Multi-responsive polypeptide hydrogels derived from: N -carboxyanhydride terpolymerizations for delivery of nonsteroidal anti-inflammatory drugs
Fan, Jingwei,Li, Richen,Wang, Hai,He, Xun,Nguyen, Tan P.,Letteri, Rachel A.,Zou, Jiong,Wooley, Karen L.
, p. 5145 - 5154 (2017/07/10)
A polypeptide-based hydrogel system, when prepared from a diblock polymer with a ternary copolypeptide as one block, exhibited thermo-, mechano- and enzyme-responsive properties, which enabled the encapsulation of naproxen (Npx) during the sol-gel transition and its release in the gel state.

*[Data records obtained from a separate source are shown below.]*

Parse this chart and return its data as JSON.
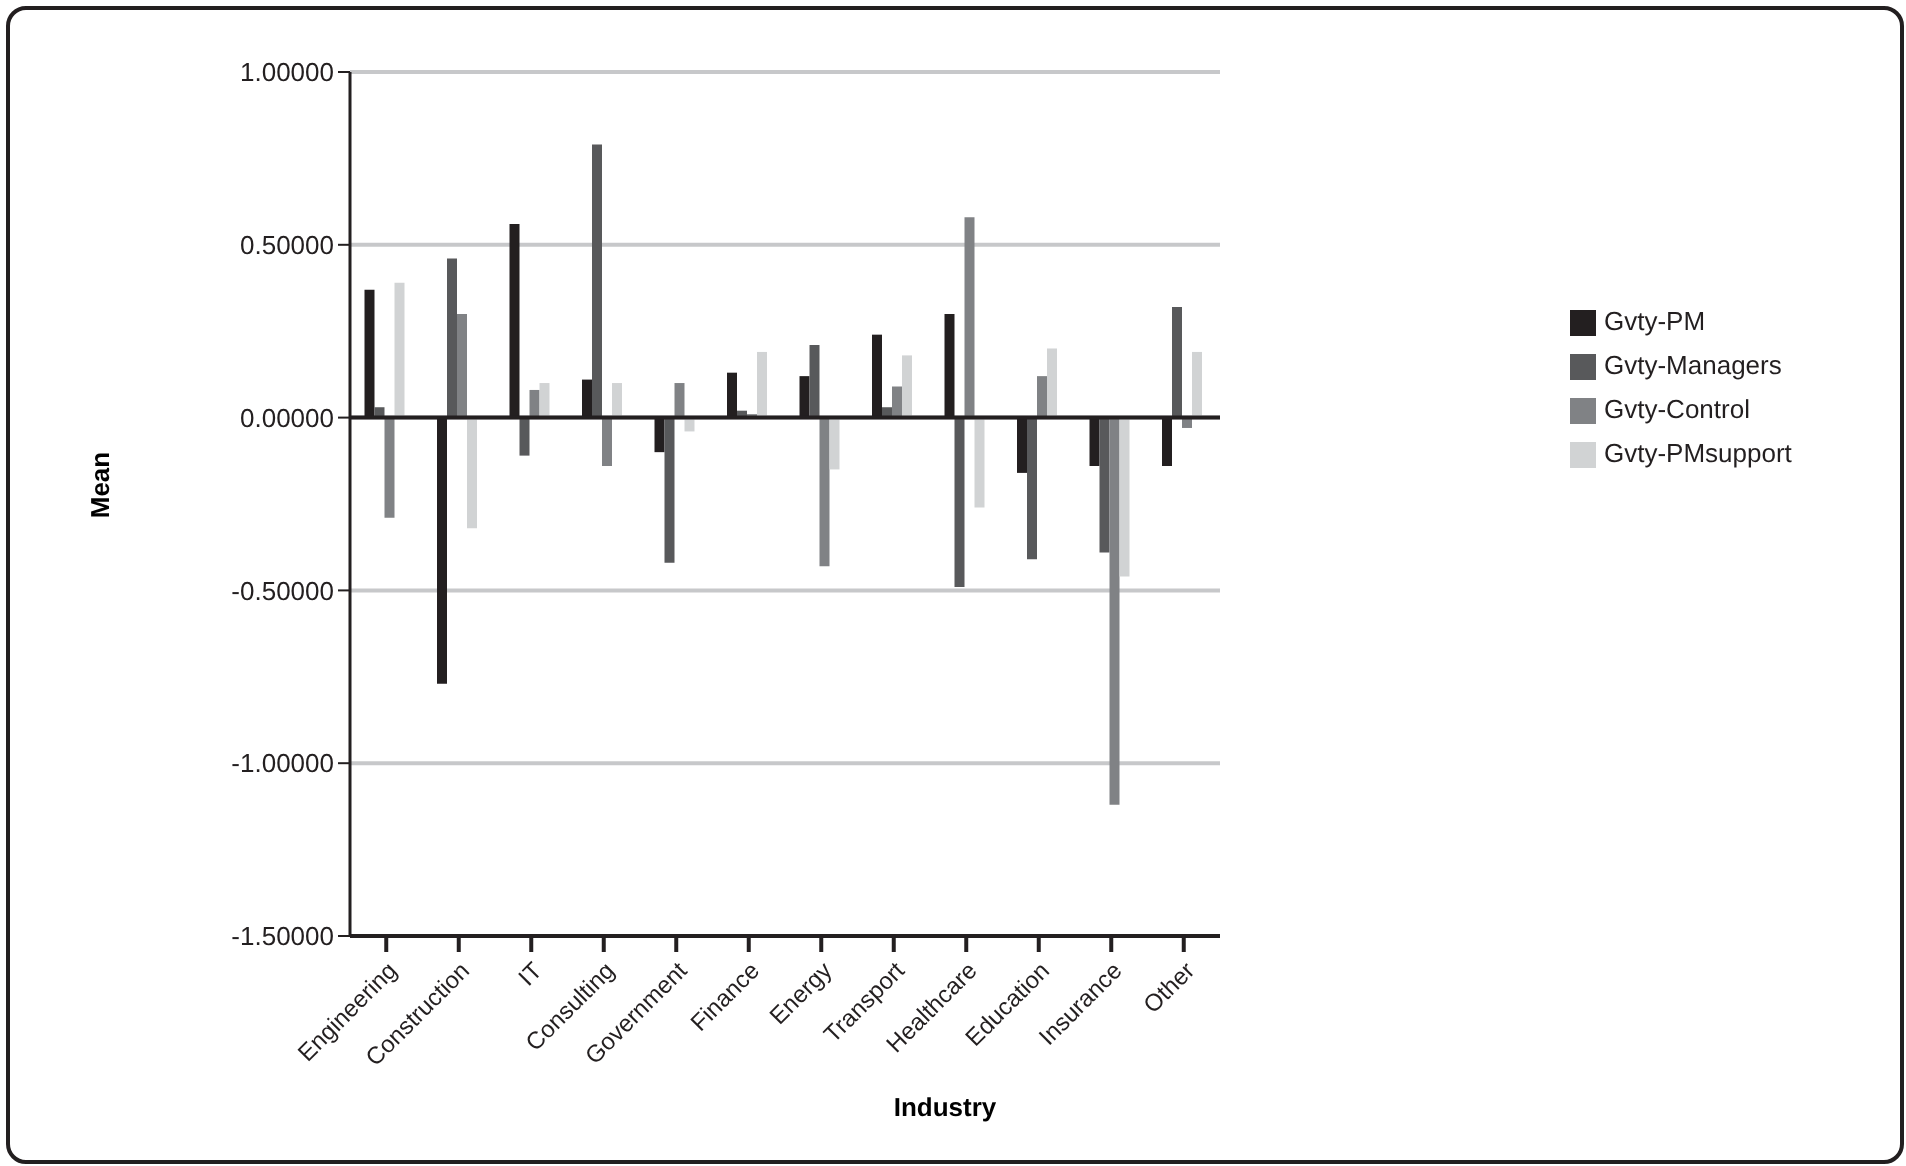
{
  "chart_data": {
    "type": "bar",
    "xlabel": "Industry",
    "ylabel": "Mean",
    "categories": [
      "Engineering",
      "Construction",
      "IT",
      "Consulting",
      "Government",
      "Finance",
      "Energy",
      "Transport",
      "Healthcare",
      "Education",
      "Insurance",
      "Other"
    ],
    "series": [
      {
        "name": "Gvty-PM",
        "color": "#231f20",
        "values": [
          0.37,
          -0.77,
          0.56,
          0.11,
          -0.1,
          0.13,
          0.12,
          0.24,
          0.3,
          -0.16,
          -0.14,
          -0.14
        ]
      },
      {
        "name": "Gvty-Managers",
        "color": "#58595b",
        "values": [
          0.03,
          0.46,
          -0.11,
          0.79,
          -0.42,
          0.02,
          0.21,
          0.03,
          -0.49,
          -0.41,
          -0.39,
          0.32
        ]
      },
      {
        "name": "Gvty-Control",
        "color": "#808285",
        "values": [
          -0.29,
          0.3,
          0.08,
          -0.14,
          0.1,
          0.01,
          -0.43,
          0.09,
          0.58,
          0.12,
          -1.12,
          -0.03
        ]
      },
      {
        "name": "Gvty-PMsupport",
        "color": "#d1d3d4",
        "values": [
          0.39,
          -0.32,
          0.1,
          0.1,
          -0.04,
          0.19,
          -0.15,
          0.18,
          -0.26,
          0.2,
          -0.46,
          0.19
        ]
      }
    ],
    "ylim": [
      -1.5,
      1
    ],
    "yticks": [
      {
        "value": -1.5,
        "label": "-1.50000"
      },
      {
        "value": -1,
        "label": "-1.00000"
      },
      {
        "value": -0.5,
        "label": "-0.50000"
      },
      {
        "value": 0,
        "label": "0.00000"
      },
      {
        "value": 0.5,
        "label": "0.50000"
      },
      {
        "value": 1,
        "label": "1.00000"
      }
    ],
    "grid": "y",
    "legend": "right"
  }
}
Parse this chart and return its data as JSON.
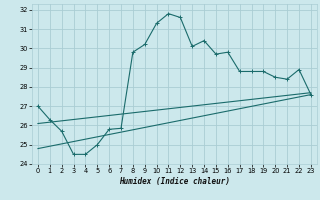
{
  "title": "",
  "xlabel": "Humidex (Indice chaleur)",
  "ylabel": "",
  "bg_color": "#cce8ec",
  "grid_color": "#aacdd4",
  "line_color": "#1a6b6b",
  "xlim": [
    -0.5,
    23.5
  ],
  "ylim": [
    24,
    32.3
  ],
  "yticks": [
    24,
    25,
    26,
    27,
    28,
    29,
    30,
    31,
    32
  ],
  "xticks": [
    0,
    1,
    2,
    3,
    4,
    5,
    6,
    7,
    8,
    9,
    10,
    11,
    12,
    13,
    14,
    15,
    16,
    17,
    18,
    19,
    20,
    21,
    22,
    23
  ],
  "series1_x": [
    0,
    1,
    2,
    3,
    4,
    5,
    6,
    7,
    8,
    9,
    10,
    11,
    12,
    13,
    14,
    15,
    16,
    17,
    18,
    19,
    20,
    21,
    22,
    23
  ],
  "series1_y": [
    27.0,
    26.3,
    25.7,
    24.5,
    24.5,
    25.0,
    25.8,
    25.85,
    29.8,
    30.2,
    31.3,
    31.8,
    31.6,
    30.1,
    30.4,
    29.7,
    29.8,
    28.8,
    28.8,
    28.8,
    28.5,
    28.4,
    28.9,
    27.6
  ],
  "series2_x": [
    0,
    23
  ],
  "series2_y": [
    26.1,
    27.7
  ],
  "series3_x": [
    0,
    23
  ],
  "series3_y": [
    24.8,
    27.6
  ]
}
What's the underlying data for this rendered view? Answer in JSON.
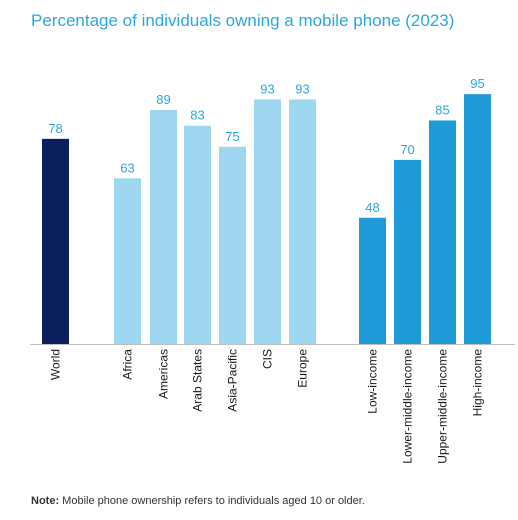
{
  "chart_data": {
    "type": "bar",
    "title": "Percentage of individuals owning a mobile phone (2023)",
    "categories": [
      "World",
      "Africa",
      "Americas",
      "Arab States",
      "Asia-Pacific",
      "CIS",
      "Europe",
      "Low-income",
      "Lower-middle-income",
      "Upper-middle-income",
      "High-income"
    ],
    "values": [
      78,
      63,
      89,
      83,
      75,
      93,
      93,
      48,
      70,
      85,
      95
    ],
    "groups": [
      "world",
      "region",
      "region",
      "region",
      "region",
      "region",
      "region",
      "income",
      "income",
      "income",
      "income"
    ],
    "ylim": [
      0,
      100
    ],
    "grid": false,
    "legend": "none"
  },
  "colors": {
    "title": "#2aa7de",
    "label": "#2aa7de",
    "world": "#0b1f5c",
    "region": "#9fd7f1",
    "income": "#1e9ad6",
    "axis": "#bfbfbf"
  },
  "note": {
    "label": "Note:",
    "text": " Mobile phone ownership refers to individuals aged 10 or older."
  }
}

Statistical terpolymerizations of l-alanine (Ala), glycine (Gly) and l-isoleucine (Ile) NCAs at a 1:1:1 feed ratio initiated by monomethoxy monoamino-terminated poly(ethylene glycol) afforded a series of methoxy poly(ethylene glycol)-block-poly(l-alanine-co-glycine-co-l-isoleucine) (mPEG-b-P(A-G-I)) block polymers. β-Sheets were the dominant secondary structures within the polypeptide segments, which facilitated a heat-induced sol-to-gel transition, resulting from the supramolecular assembly of β-sheets into nanofibrils. Deconstruction of the three-dimensional networks by mechanical force (sonication) triggered the reverse gel-to-sol transition. Certain enzymes could accelerate the breakdown of the hydrogel, as determined by in vitro gel weight loss profiles. The hydrogels were able to encapsulate and release Npx over 6 days, demonstrating the potential application of these polypeptide hydrogels as an injectable local delivery system for small molecule drugs.